L’ŒUVRE DE SOREL ET LE CERCLE PROUDHON
précisions et prévisions


DISCOURS D’HENRI LAGRANGE


Messieurs, mes chers amis,

Les fondateurs du Cercle Proudhon ne peuvent célébrer le premier anniversaire de leur entente et du mouvement qu’elle a engendré sans une profonde émotion.

Nous ne pouvions imaginer, il y a un an, quand nous nous réunissions pour la première fois chez l’un de nous, qu’un succès aussi rapide viendrait sanctionner notre entreprise, et qu’à nous réjouir des destins heureux qui ont favorisé la naissance et le développement de notre Cercle, dans un laps de temps aussi bref, nous serions aussi nombreux. Mais cette éclosion fortunée, mais ces résultats si prompts et qui passent les espérances les plus optimistes, ce qui les a permis et ce qui les a déterminés, ce n’est pas seulement des concours fidèles et des amitiés constantes que nous ne saurions oublier, c’est, avant tout, l’affligeante maladresse des haines acharnées, qui, dès l’origine, ont poursuivi notre mouvement et ses promoteurs.

L’indignation de M. Bouglé, les protestations de M. Herriot, les brusques sursauts du Temps, les intrigues nouées dans les couloirs de la Sorbonne et qui inspirèrent les notes publiées sur Proudhon et sur le Cercle Proudhon par les journaux doctrinaires de la Démocratie, les lamentations du pauvre Maxime Leroy, dans la Grande Revue, tels sont, Messieurs, les facteurs de notre victoire antidémocratique, et les pronostics les plus rassurants pour notre avenir.

Les causes de cette levée de boucliers contre le Cercle Proudhon, les motifs de cette terreur empressée et de ces déclarations de guerre, c’est que les agents de la Démocratie et les serviteurs de la Ploutocratie internationale ont vu, dans la constitution même de notre Cercle, une défaite et une injure personnelles. D’honnêtes dreyfusiens comme M. Guy-Grand ont ressenti une colère égale à celle de professeurs brouillons, comme M. Bouglé. Les dupes et les complices furent pareillement étonnés, et semblablement irrités.

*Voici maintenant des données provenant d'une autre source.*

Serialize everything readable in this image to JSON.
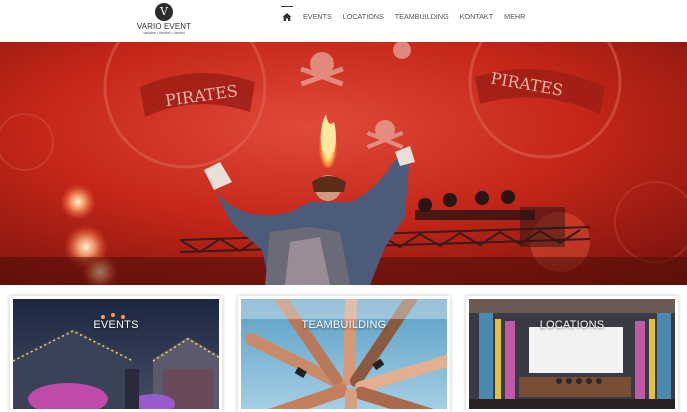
{
  "brand": {
    "logo_letter": "V",
    "name": "VARIO EVENT",
    "tagline": "variabel • flexibel • überall"
  },
  "nav": {
    "items": [
      {
        "label": "",
        "icon": "home-icon",
        "active": true
      },
      {
        "label": "EVENTS"
      },
      {
        "label": "LOCATIONS"
      },
      {
        "label": "TEAMBUILDING"
      },
      {
        "label": "KONTAKT"
      },
      {
        "label": "MEHR"
      }
    ]
  },
  "hero": {
    "banner_text": [
      "PIRATES",
      "PIRATES"
    ]
  },
  "cards": [
    {
      "title": "EVENTS"
    },
    {
      "title": "TEAMBUILDING"
    },
    {
      "title": "LOCATIONS"
    }
  ],
  "colors": {
    "hero_red": "#c7231a",
    "nav_text": "#555555"
  }
}
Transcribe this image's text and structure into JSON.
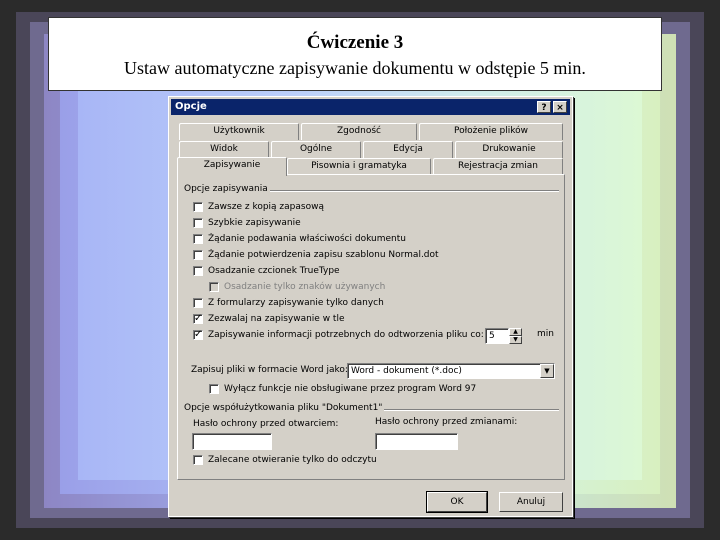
{
  "slide": {
    "title": "Ćwiczenie 3",
    "subtitle": "Ustaw automatyczne zapisywanie dokumentu w odstępie 5 min."
  },
  "dialog": {
    "title": "Opcje",
    "help_glyph": "?",
    "close_glyph": "×",
    "tabs_row1": [
      "Użytkownik",
      "Zgodność",
      "Położenie plików"
    ],
    "tabs_row2": [
      "Widok",
      "Ogólne",
      "Edycja",
      "Drukowanie"
    ],
    "tabs_row3": [
      "Zapisywanie",
      "Pisownia i gramatyka",
      "Rejestracja zmian"
    ],
    "active_tab": "Zapisywanie",
    "save_options_group": "Opcje zapisywania",
    "options": [
      {
        "label": "Zawsze z kopią zapasową",
        "checked": "",
        "enabled": true
      },
      {
        "label": "Szybkie zapisywanie",
        "checked": "",
        "enabled": true
      },
      {
        "label": "Żądanie podawania właściwości dokumentu",
        "checked": "",
        "enabled": true
      },
      {
        "label": "Żądanie potwierdzenia zapisu szablonu Normal.dot",
        "checked": "",
        "enabled": true
      },
      {
        "label": "Osadzanie czcionek TrueType",
        "checked": "",
        "enabled": true
      },
      {
        "label": "Osadzanie tylko znaków używanych",
        "checked": "",
        "enabled": false
      },
      {
        "label": "Z formularzy zapisywanie tylko danych",
        "checked": "",
        "enabled": true
      },
      {
        "label": "Zezwalaj na zapisywanie w tle",
        "checked": "✓",
        "enabled": true
      },
      {
        "label": "Zapisywanie informacji potrzebnych do odtworzenia pliku co:",
        "checked": "✓",
        "enabled": true
      }
    ],
    "autosave_value": "5",
    "autosave_unit": "min",
    "spin_up": "▲",
    "spin_down": "▼",
    "save_format_label": "Zapisuj pliki w formacie Word jako:",
    "save_format_value": "Word - dokument (*.doc)",
    "dropdown_arrow": "▼",
    "disable_features_label": "Wyłącz funkcje nie obsługiwane przez program Word 97",
    "sharing_group": "Opcje współużytkowania pliku \"Dokument1\"",
    "open_password_label": "Hasło ochrony przed otwarciem:",
    "modify_password_label": "Hasło ochrony przed zmianami:",
    "open_password_value": "",
    "modify_password_value": "",
    "read_only_label": "Zalecane otwieranie tylko do odczytu",
    "ok_label": "OK",
    "cancel_label": "Anuluj"
  },
  "colors": {
    "titlebar": "#0a246a",
    "dialog_face": "#d4d0c8"
  }
}
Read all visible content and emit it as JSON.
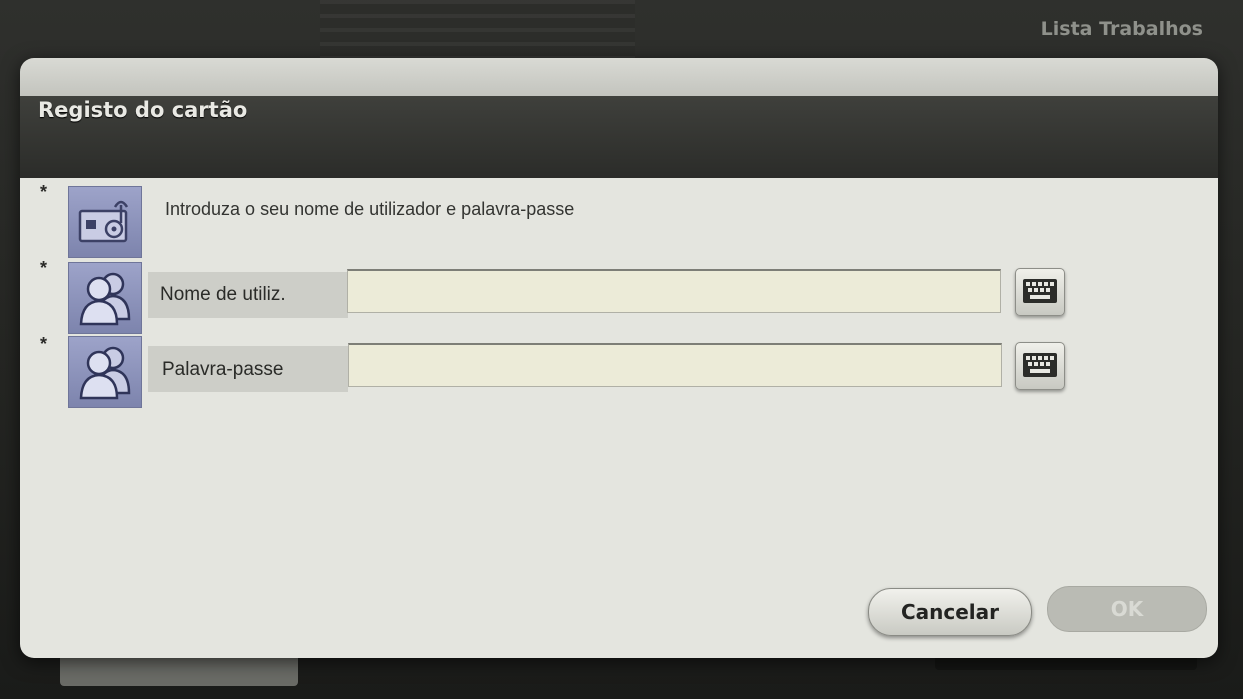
{
  "background": {
    "job_list_label": "Lista Trabalhos"
  },
  "dialog": {
    "title": "Registo do cartão",
    "required_marker": "*",
    "info": {
      "icon": "card-reader-icon",
      "text": "Introduza o seu nome de utilizador e palavra-passe"
    },
    "fields": [
      {
        "label": "Nome de utiliz.",
        "value": "",
        "icon": "users-icon",
        "keyboard_icon": "keyboard-icon"
      },
      {
        "label": "Palavra-passe",
        "value": "",
        "icon": "users-icon",
        "keyboard_icon": "keyboard-icon"
      }
    ],
    "buttons": {
      "cancel": "Cancelar",
      "ok": "OK",
      "ok_enabled": false
    }
  },
  "colors": {
    "title_bar": "#2b2c29",
    "body": "#e4e5df",
    "input_fill": "#ecebd8",
    "icon_blue": "#8d93bd"
  }
}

C’est que les projets nourris, la tactique observée, la ligne de conduite suivie, depuis dix ans, par les fondés de pouvoir de la Ploutocratie internationale étaient, par la fondation du Cercle Proudhon, percés à jour et anéantis. Empêcher ou, tout au moins, retarder l’inévitable jonction des nationalistes et des syndicalistes clairvoyants, c’est, en politique, la pensée dominante et la principale occupation des puissances financières, maîtresses de nos destinées nationales. Professeurs de la Sorbonne, parlementaires unifiés, et syndicalistes ministériels, émules de Métivier, frères siamois de Jaurès, et disciples de Basch, furent mobilisés à cet effet. Leurs efforts coalisés et leurs manœuvres convergentes leur permirent d’obtenir des victoires passagères et des demi-succès. Aux guichets des grandes banques, ils purent présenter, comme valeur d’échange, les bannières syndicales souillées des noms de Dreyfus et de Ferrer.

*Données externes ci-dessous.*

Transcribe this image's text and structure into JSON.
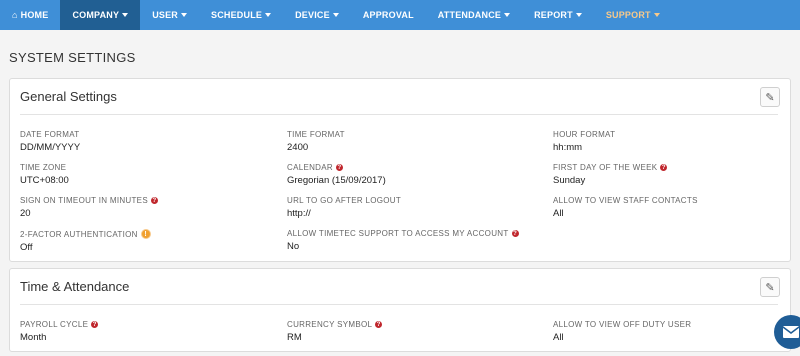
{
  "nav": {
    "items": [
      {
        "label": "HOME"
      },
      {
        "label": "COMPANY"
      },
      {
        "label": "USER"
      },
      {
        "label": "SCHEDULE"
      },
      {
        "label": "DEVICE"
      },
      {
        "label": "APPROVAL"
      },
      {
        "label": "ATTENDANCE"
      },
      {
        "label": "REPORT"
      },
      {
        "label": "SUPPORT"
      }
    ],
    "colors": {
      "bar": "#3f8fd7",
      "active": "#215f93",
      "support": "#f7c98b"
    }
  },
  "page_title": "SYSTEM SETTINGS",
  "general": {
    "title": "General Settings",
    "fields": [
      {
        "label": "DATE FORMAT",
        "value": "DD/MM/YYYY"
      },
      {
        "label": "TIME FORMAT",
        "value": "2400"
      },
      {
        "label": "HOUR FORMAT",
        "value": "hh:mm"
      },
      {
        "label": "TIME ZONE",
        "value": "UTC+08:00"
      },
      {
        "label": "CALENDAR",
        "value": "Gregorian (15/09/2017)"
      },
      {
        "label": "FIRST DAY OF THE WEEK",
        "value": "Sunday"
      },
      {
        "label": "SIGN ON TIMEOUT IN MINUTES",
        "value": "20"
      },
      {
        "label": "URL TO GO AFTER LOGOUT",
        "value": "http://"
      },
      {
        "label": "ALLOW TO VIEW STAFF CONTACTS",
        "value": "All"
      },
      {
        "label": "2-FACTOR AUTHENTICATION",
        "value": "Off"
      },
      {
        "label": "ALLOW TIMETEC SUPPORT TO ACCESS MY ACCOUNT",
        "value": "No"
      }
    ]
  },
  "attendance": {
    "title": "Time & Attendance",
    "fields": [
      {
        "label": "PAYROLL CYCLE",
        "value": "Month"
      },
      {
        "label": "CURRENCY SYMBOL",
        "value": "RM"
      },
      {
        "label": "ALLOW TO VIEW OFF DUTY USER",
        "value": "All"
      }
    ]
  },
  "icons": {
    "home": "home-icon",
    "edit": "pencil-icon",
    "help": "question-icon",
    "warning": "warning-icon",
    "chat": "envelope-icon"
  }
}
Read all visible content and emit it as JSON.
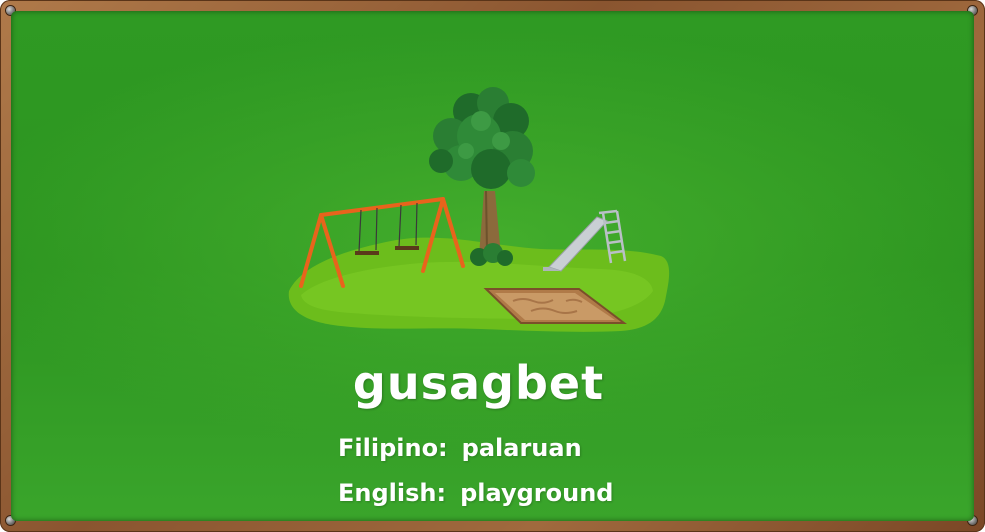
{
  "card": {
    "word": "gusagbet",
    "filipino_label": "Filipino:",
    "filipino_value": "palaruan",
    "english_label": "English:",
    "english_value": "playground"
  },
  "illustration": {
    "subject": "playground-scene",
    "elements": [
      "tree",
      "swing-set",
      "slide",
      "sandbox",
      "grass-patch"
    ]
  },
  "colors": {
    "board_green": "#2f9a23",
    "frame_brown": "#8a5530",
    "text": "#ffffff",
    "swing_frame": "#e8641c",
    "grass": "#7cc21f"
  }
}
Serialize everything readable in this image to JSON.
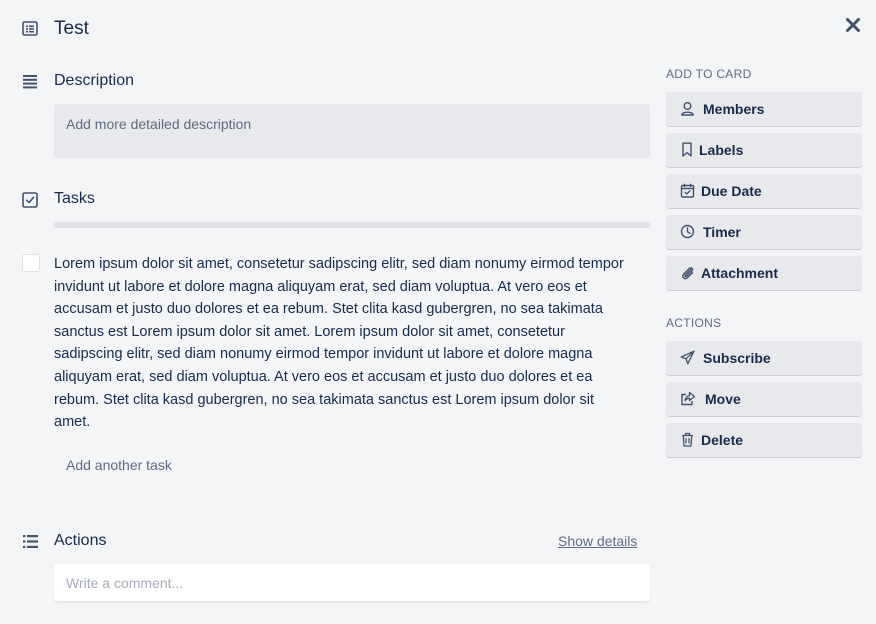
{
  "card": {
    "title": "Test"
  },
  "description": {
    "heading": "Description",
    "placeholder": "Add more detailed description"
  },
  "tasks": {
    "heading": "Tasks",
    "progress_percent": 0,
    "items": [
      {
        "checked": false,
        "text": "Lorem ipsum dolor sit amet, consetetur sadipscing elitr, sed diam nonumy eirmod tempor invidunt ut labore et dolore magna aliquyam erat, sed diam voluptua. At vero eos et accusam et justo duo dolores et ea rebum. Stet clita kasd gubergren, no sea takimata sanctus est Lorem ipsum dolor sit amet. Lorem ipsum dolor sit amet, consetetur sadipscing elitr, sed diam nonumy eirmod tempor invidunt ut labore et dolore magna aliquyam erat, sed diam voluptua. At vero eos et accusam et justo duo dolores et ea rebum. Stet clita kasd gubergren, no sea takimata sanctus est Lorem ipsum dolor sit amet."
      }
    ],
    "add_label": "Add another task"
  },
  "activity": {
    "heading": "Actions",
    "show_details": "Show details",
    "comment_placeholder": "Write a comment..."
  },
  "sidebar": {
    "add_to_card_label": "ADD TO CARD",
    "add_to_card": [
      {
        "label": "Members",
        "icon": "person-icon"
      },
      {
        "label": "Labels",
        "icon": "bookmark-icon"
      },
      {
        "label": "Due Date",
        "icon": "calendar-icon"
      },
      {
        "label": "Timer",
        "icon": "clock-icon"
      },
      {
        "label": "Attachment",
        "icon": "paperclip-icon"
      }
    ],
    "actions_label": "ACTIONS",
    "actions": [
      {
        "label": "Subscribe",
        "icon": "paper-plane-icon"
      },
      {
        "label": "Move",
        "icon": "share-icon"
      },
      {
        "label": "Delete",
        "icon": "trash-icon"
      }
    ]
  },
  "colors": {
    "background": "#f4f5f7",
    "button": "#e8e9ed",
    "text": "#172b4d",
    "muted": "#5e6c84"
  }
}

Malgré l’industrie des intellectuels, des traîtres et des politiciens, malgré la vigilance intéressée et la sévère surveillance exercée par tous les fonctionnaires et par tous les mercenaires de la Ploutocratie internationale, des citoyens français, nationalistes et syndicalistes, franchirent les barrages policiers, et, se rejoignant, connurent qu’ils étaient de même chair et de même langue, et pareillement ennemis des utopies démocratiques et de la tyrannie capitaliste. De cette rencontre naquit le Cercle Proudhon.

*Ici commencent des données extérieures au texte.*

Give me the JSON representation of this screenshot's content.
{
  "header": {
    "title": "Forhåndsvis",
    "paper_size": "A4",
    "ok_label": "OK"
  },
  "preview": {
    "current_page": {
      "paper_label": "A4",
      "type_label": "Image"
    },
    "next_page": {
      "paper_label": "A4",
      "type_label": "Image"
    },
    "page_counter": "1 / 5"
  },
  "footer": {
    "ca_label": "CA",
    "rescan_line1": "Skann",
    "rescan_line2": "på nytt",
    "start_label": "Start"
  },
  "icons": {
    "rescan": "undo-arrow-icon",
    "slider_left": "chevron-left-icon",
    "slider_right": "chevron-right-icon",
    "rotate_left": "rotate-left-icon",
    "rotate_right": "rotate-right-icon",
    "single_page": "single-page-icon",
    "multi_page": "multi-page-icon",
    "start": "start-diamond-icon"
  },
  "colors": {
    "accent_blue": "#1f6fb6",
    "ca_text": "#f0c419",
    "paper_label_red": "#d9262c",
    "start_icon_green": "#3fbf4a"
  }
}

Il était nécessaire de rappeler aujourd’hui les efforts tentés en vue de rendre impossible l’alliance des nationalistes et des syndicalistes : à considérer les obstacles renversés, nous acquérons une plus grande conscience des services à rendre et de l’œuvre à réaliser. Qu’il me soit permis de constater que les craintes des utilisateurs professionnels des mouvements syndicalistes n’étaient pas dénuées de fondement : dès cette année, il nous a été donné de déjouer les calculs de la Ploutocratie internationale. Des policiers mêlés aux patriotes qui suivent les retraites militaires ayant insulté les militants syndicalistes présents à la Bourse du Travail, le Cercle Proudhon dénonça, dans une déclaration rendue publique, la manœuvre tentée. Nous eûmes la satisfaction de constater l’avortement de l’intrigue amorcée : le silence le plus absolu succéda aux rumeurs guerrières, et les bagarres qu’on souhaitait et qu’on préparait, les barricades qu’on commençait d’élever entre nationalistes et syndicalistes furent jugées inopportunes, et leur usage remis à une date plus favorable.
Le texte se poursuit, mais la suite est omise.